Taco Bell is reeling in customers in India with its Paneer and Potato Burrito. The fast food franchise opened its very first restaurant in India last month, and by all accounts it’s a major hit – even though most people in India have never tried Mexican food and can’t even pronounce what’s on the menu. “Quesadilla is going to be a tongue twister for some,” admits Niren Chaudhary, the guy who’s heading up the Indian expansion for Taco Bell. Indeed, the store features a “tacopedia” on the wall so customers know what they are getting and how to say it, reports The Wall Street Journal. Located in a mall in Mumbai, the nation’s technology capital, the store is attracting about 2,500 customers a day. And, because this is India, there are absolutely no beef items on the menu. But there are plenty of chicken and vegetarian options – like the aforementioned Paneer and Potato Burrito. Taco Bell plans to open 100 more Indian locations over the next five years.
You’re busted. A KFC franchisee in Kentucky can sleep easy now that her beloved bronzed bust of the colonel has been retuned safe and sound. The trouble started two months ago, when a prankster nabbed the prized $1,200 bust from her KFC restaurant. The statue was sculpted in 1955 by the Colonel’s daughter Margaret and was purchased by franchise owner Jean Anderson, who has operated her KFC for 36 years. Anderson was so desperate to get the statue back, she offered $500 worth of chicken for information leading to its safe return. A tipster told the cops where they could find it – the home of young man who presumably wanted it to impress his buddies. The informant, who prefers to remain anonymous, turned down the reward — rightfully realizing that $500 worth of chicken it not worth being tarred and feathered by a former friend.
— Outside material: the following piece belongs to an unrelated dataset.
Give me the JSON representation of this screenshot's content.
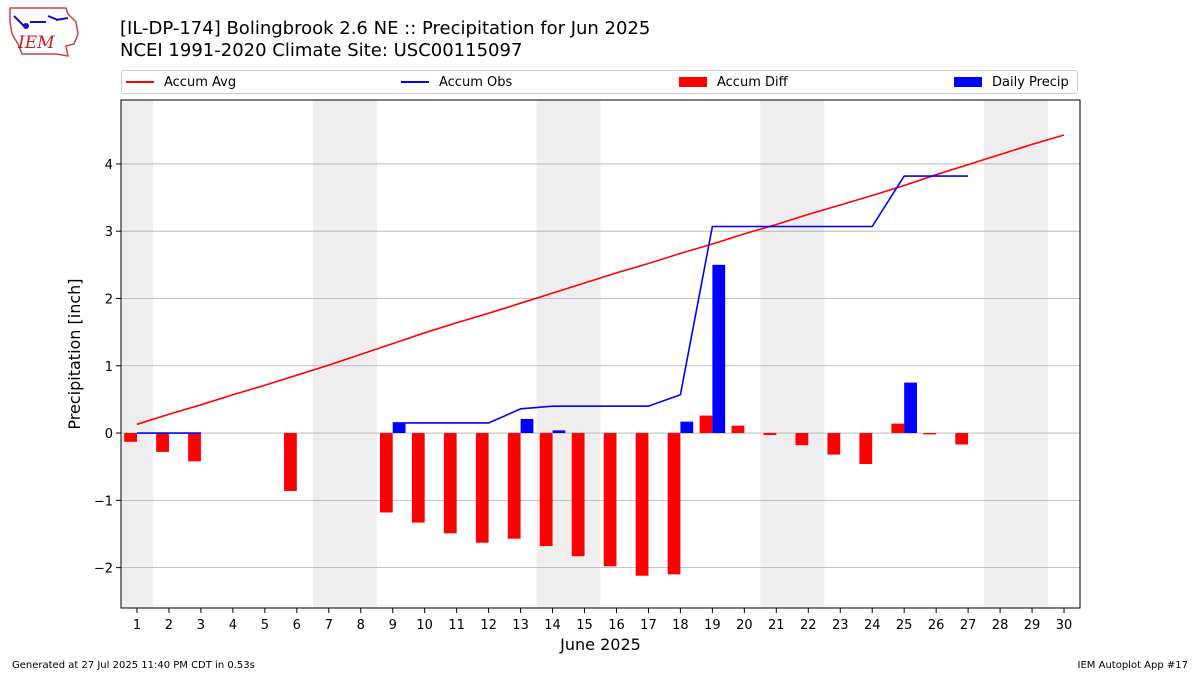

Get a McEducation. China, a nation that puts a premium on education, is always happy to welcome a new school –even if it’s just for making burgers and fries. McDonald’s has launched its first Hamburger University in Shanghai to train a new generation of managers in the ways of running a western-style franchise. “It’s because of China’s strategic importance to McDonald’s that we have chosen to have our new Hamburger University in Shanghai,” said Tim Fenton, the company’s president for Asia. The school sports a life-size statue of fearless leader Ronald McDonald in its lobby and aims to produce 5,000 graduates over the next five years, reports the Associated Press. In fairness to the school, it will not teach pupils how to flip burgers, but rather how to effectively operate a franchise and manage employees.